On March 30, 2014, local elections were held throughout Turkey to elect municipal councillors, mayors and neighbourhood presidents. Large-scale electricity cuts and electoral fraud dominated the counting process. Energy minister Taner Yıldız later attributed the nationwide power-cuts to cats entering transformers, a statement which was initially assumed to be an April Fool's joke. The statement caused uproar amongst the opposition, with the CHP deputy leader Gürsel Tekin calling on Şero to 'assemble the CHP's cat wing' to guard the transformers during the August 2014 presidential election that followed shortly after. Tekin's response to Yıldız was seen as an indication that the CHP did not take the minister's excuses for the power-cuts seriously and attributed them to aiding the government's vote-rigging efforts instead. Following Yıldız's remarks, Şero obtained the new nickname, 'the cat that didn't go into a transformer' (trafoya girmeyen kedi).

On Twitter, Şero promised his first 2,000 followers CHP candidacies for municipal councillor positions for the 2014 local elections.

===June 2015 general election===
In response to the Supreme Electoral Council President Sadi Güven saying that they had 'rounded up all the cats' in preparation for the June 2015 general election, Şero tweeted 'I'm still here, come and round me up' in response.

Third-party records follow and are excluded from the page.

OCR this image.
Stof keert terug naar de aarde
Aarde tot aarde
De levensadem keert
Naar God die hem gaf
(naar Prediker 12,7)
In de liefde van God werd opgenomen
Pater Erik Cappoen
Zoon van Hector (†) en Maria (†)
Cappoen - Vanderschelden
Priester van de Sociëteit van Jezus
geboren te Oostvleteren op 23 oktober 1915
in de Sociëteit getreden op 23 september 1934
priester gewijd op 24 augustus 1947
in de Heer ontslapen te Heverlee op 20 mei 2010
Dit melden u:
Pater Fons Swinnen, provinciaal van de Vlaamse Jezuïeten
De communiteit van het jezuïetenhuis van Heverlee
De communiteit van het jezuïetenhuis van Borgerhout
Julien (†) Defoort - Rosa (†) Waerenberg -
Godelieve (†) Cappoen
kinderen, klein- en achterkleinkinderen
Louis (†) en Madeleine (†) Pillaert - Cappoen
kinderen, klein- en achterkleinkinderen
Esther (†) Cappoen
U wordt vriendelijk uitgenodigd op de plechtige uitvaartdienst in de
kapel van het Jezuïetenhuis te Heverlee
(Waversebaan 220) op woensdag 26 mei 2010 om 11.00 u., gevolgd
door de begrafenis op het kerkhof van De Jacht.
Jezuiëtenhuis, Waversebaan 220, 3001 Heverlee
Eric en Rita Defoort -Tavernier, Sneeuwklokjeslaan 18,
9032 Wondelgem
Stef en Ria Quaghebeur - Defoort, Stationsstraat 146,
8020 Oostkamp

The tweet went viral shortly after and was reported by several media outlets.

On 6 April 2015, a day before the CHP party candidates were announced, the candidates chosen by Kılıçdaroğlu were leaked on Şero's Twitter account. On 18 April, Şero predicted that the outcome of the election would be a hung parliament and would result in a CHP coalition with the Peoples' Democratic Party (HDP).

==Animal rights==

In October 2014, on World Animal Day, the CHP released a decree co-signed by Veli Ağbaba, Gürsel Tekin and Şero (who had a paw-print) that urged municipalities to spend more of their budgets on the rehoming and rehabilitation stray animals. The decree urged municipalities to employ veterinarians, provide an ambulance service for animals injured in car accidents, bury dead animals and supply food and water in city corners for dehydrated animals during the summer.

==Death==

Şero was announced dead on September 28, 2024 following illnesses caused by his old age. He was buried in the garden of the CHP headquarters on the same day with a small funeral attended by Özgür Özel.